Friday, April 03, 2009

548th Post!


I really like this photo. Something about the angle of my face or the camera or what lah that somehow or what lah make me look like I am 17. Hahahaha... Yes lah I have been watching Malaysian Dreamgirls 2. (Photo was taken at Beakonscott last weekend when we had proper cranky English weather. Apparently this weekend we will get a heat wave!Bring on the heat...)

Its already April!!
I can't believe 2009 has gone by so quickly.
And its Easter next weekend.

Really looking forward to next weekend.
I have survived a challenging but awesome 2 weeks at work and I just can't wait to get away next weekend.

'But you just got back from holiday!' everyone kept reminding me.

Ya but I need to get away from Birmingham sometimes.

Windermere here we come....

Thursday, April 02, 2009

Mana Datang?

Japan?
No
Taiwan?
No
Korea?
No

I was at the Emirates restaurant at Dubai and a few of the chefs working there asked me where I was from.

‘I am from Malaysia.’ Finally I told them.
Turns out one of the chef was from Kuala Lumpur.
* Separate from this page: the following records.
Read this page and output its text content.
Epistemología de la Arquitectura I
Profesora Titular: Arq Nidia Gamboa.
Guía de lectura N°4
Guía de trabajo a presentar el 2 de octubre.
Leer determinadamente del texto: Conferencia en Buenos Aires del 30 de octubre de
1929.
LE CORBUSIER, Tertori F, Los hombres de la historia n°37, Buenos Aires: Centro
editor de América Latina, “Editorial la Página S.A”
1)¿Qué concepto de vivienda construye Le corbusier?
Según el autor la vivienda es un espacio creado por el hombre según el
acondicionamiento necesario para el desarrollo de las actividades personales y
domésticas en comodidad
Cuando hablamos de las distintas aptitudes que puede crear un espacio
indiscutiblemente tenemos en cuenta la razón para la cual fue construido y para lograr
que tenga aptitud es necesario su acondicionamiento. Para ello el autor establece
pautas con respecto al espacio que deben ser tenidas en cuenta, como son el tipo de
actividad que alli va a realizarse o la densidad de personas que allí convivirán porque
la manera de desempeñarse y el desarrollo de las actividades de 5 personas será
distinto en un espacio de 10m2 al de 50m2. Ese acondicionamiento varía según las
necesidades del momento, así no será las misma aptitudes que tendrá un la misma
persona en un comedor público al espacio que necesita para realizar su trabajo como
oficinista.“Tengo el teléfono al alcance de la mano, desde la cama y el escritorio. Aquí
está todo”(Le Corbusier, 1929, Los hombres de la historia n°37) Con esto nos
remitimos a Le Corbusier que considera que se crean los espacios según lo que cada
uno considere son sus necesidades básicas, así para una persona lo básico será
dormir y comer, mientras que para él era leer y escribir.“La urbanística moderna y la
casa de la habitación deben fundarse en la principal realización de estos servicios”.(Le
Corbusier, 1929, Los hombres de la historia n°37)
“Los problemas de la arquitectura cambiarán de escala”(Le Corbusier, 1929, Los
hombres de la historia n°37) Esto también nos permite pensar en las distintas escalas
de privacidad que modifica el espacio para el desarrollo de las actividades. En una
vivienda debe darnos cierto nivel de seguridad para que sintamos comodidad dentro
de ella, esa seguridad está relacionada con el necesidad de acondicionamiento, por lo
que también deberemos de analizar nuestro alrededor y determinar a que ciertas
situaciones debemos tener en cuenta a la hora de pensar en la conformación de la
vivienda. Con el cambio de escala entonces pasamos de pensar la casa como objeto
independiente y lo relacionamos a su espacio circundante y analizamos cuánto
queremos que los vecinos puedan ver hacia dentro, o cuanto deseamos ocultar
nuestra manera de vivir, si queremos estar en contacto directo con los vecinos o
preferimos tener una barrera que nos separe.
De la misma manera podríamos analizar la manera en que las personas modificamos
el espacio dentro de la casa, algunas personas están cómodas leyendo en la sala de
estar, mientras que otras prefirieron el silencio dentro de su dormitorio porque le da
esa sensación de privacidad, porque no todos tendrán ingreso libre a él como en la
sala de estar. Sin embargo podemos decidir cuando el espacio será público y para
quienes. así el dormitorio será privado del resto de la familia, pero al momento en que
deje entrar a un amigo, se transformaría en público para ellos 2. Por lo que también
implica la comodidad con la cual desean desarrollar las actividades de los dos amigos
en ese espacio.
And the other chefs laughed at him for not being able to guess that.

It is funny because when I was in Taiwan, I remember one of the ah yi we met say ‘You look Malay but not the other two.’

Walking back home today, I met this Chinese lady who started talking to me in Cantonese. I surprised myself when I started talking to her in pretty fluent Cantonese. I am quite impressed by myself. She probably thought I was from Hong Kong. Who knows if you put in me in France I will start speaking like a French girl!

When I got home, I got a letter written in Mandarin from dad. I could only read half of what was on there without my dictionary but I was touched and tears welled up in my eyes even before I could open the dictionary.

I guess it doesn’t matter where I am from except that I am my daddy’s daughter.

P/s – Had such a good laugh on the train today. Actually everyday this week has been a good laugh. Work has been challenging but at least you have a friend to laugh with. Like proper laughing spree. Reminds me of the Malay words ‘ketawa terbahak-bahak’. I wonder if I will meet anyone as cool as her in future. Gonna miss her loads.